La Dama Negra

Capítulo 9

ANDREA

 

Su tez está más pálida que nunca y sus ojos pierden brillo con cada segundo que pasa, pero el amor que irradian es tan grande que me reconforta.
Te quiero.

No puedo perderte, a ti no suplico anegada en lágrimas intentando taponar las dos heridas de bala de su vientre. Aguanta, por favor.

Cariño, lo siento, lo siento por todo.

La ambulancia está en camino, te pondrás bien. No me dejes, mamá, no me dejes.

Intento detener la hemorragia pero la sangre sigue brotando de su cuerpo como si de una fuente se tratase.

El amor que veo en sus ojos humedecidos por el dolor que está sintiendo y la despedida que no estoy dispuesta a aceptar, es un dardo envenenado. Me recuerda que me ama, que siempre lo hará mientras me restriega lo que estoy a punto de perder.

Se fuerte, sincera y... —Su voz se va perdiendo con cada palabra que dice hasta que finalmente deja de sonar.

Unos golpes hacen eco a mi alrededor. Miro confusa en todas direcciones pero no encuentro el origen.

El sonido de su respiración entrecortada me hace volver la atención a ella. A la preciosa mujer que me mira como si fuera su tesoro más preciado.

La sangre tiñe sus labios de un rojo tan intenso que se me encoje el corazón. Siento que cada segundo que pasa su partida está más cerca, tanto que ya no le quedan fuerzas para luchar contra el peso de sus párpados cerrados.

Y valiente termino la frase abrazada a su cuerpo ensangrentado.

Estoy perdida en mitad de la nada, escondiéndome de la gente que se supone que quiere hacer daño a papá, los mismos que acaban de matar a la única persona que siempre me ha antepuesto a todo y no puedo hacer más que llorar aferrada a su cadáver.

El aire que entra en mis pulmones no es suficiente.
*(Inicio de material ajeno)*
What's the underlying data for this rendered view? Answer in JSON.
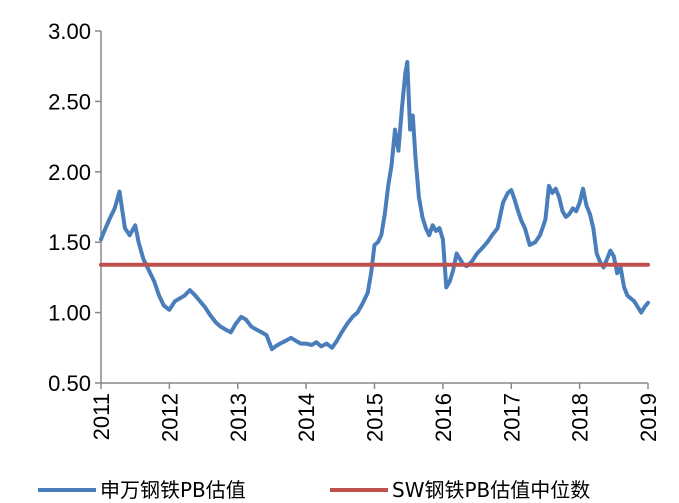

El temblor de mis manos ensangrentada se vuelve cada vez más crítico y el latido de mi corazón desbocado desaparece junto con el suyo. Nada tiene sentido si no la tengo conmigo.

No la tengo conmigo.

Se ha ido.

La he perdido.

El llanto ensordecedor arranca todo rastro de oxígeno de mis pulmones. El mundo a mi alrededor se derrumba y los golpes extraños vuelven a hacer eco, esta vez con más fuerza. Tanta que logran sacarme del infierno.
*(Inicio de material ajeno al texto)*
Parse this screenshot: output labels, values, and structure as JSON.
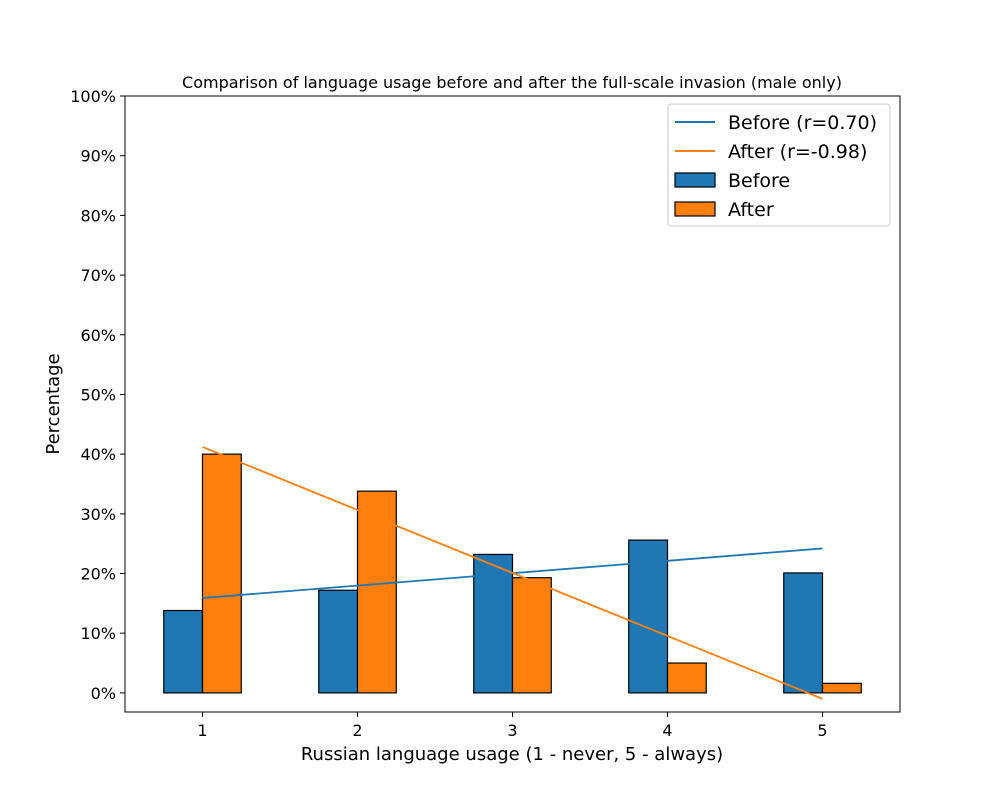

—¿Andrea? ¿Puedo pasar? —La voz del rubio me trae de vuelta. Odio que me despierten, pero esta vez agradezco que lo haya hecho, no podía seguir viendo cómo moría en mis brazos.

—Uhum.

—¡Lo tomaré como un sí! —Entra en la habitación con una bandeja de madera repleta de comida que deja en mi regazo cuando me acomodo en la butaca frente al gran ventanal—. Señorita, el desayuno está servido.

No tengo fuerzas para responderle, ni siquiera para permitirle sentarse a mi lado cuando pide permiso. Simplemente dejo que haga lo que quiera, que esté a mi alrededor en un momento en el que todo parece ser irreal. Rememorar su muerte nunca es grato. Es un recuerdo que llevo tanto tiempo intentando mantener cautivo que me aterra cada vez que escapa del subconsciente.

La luz del sol de la mañana cubre su rostro por completo. Lo observo disfrutar de este momento como un niño; cierra los ojos y se recuesta levemente sobre el sofá monoplaza en el que se encuentra sentado.

Por alguna extraña y retorcida razón en la que ni pienso profundizar, no puedo apartar mis ojos de él. Sus facciones bien marcadas son varoniles pero con un toque juvenil. Su tez está ligeramente bronceada, la barba de un par de días cubre su mentón y su cabello revuelto se ve más rubio con los rayos del sol.

—¿Una foto o un póster? —Ladea la cabeza, de forma que sus ojos encuentran a los míos e inmediatamente una sonrisa se dibuja en sus labios.

—Una foto bastará.

Enarca una ceja tocando su perilla inexistente. 

—Pensaba que te sonrojarías y lo negarías.

—Nunca he entendido el afán de la gente por negar lo evidente, tardas más en inventar una excusa que en decir la verdad. Te estaba mirando, para qué negarlo —digo llevando el zumo de naranja a mis labios como si no acabara de admitir que me parece atractivo.

—Cierto.

Su sonrisa es cálida, como una hoguera en invierno que invita a sentarte cerca y perderte en sus ojos oceánicos.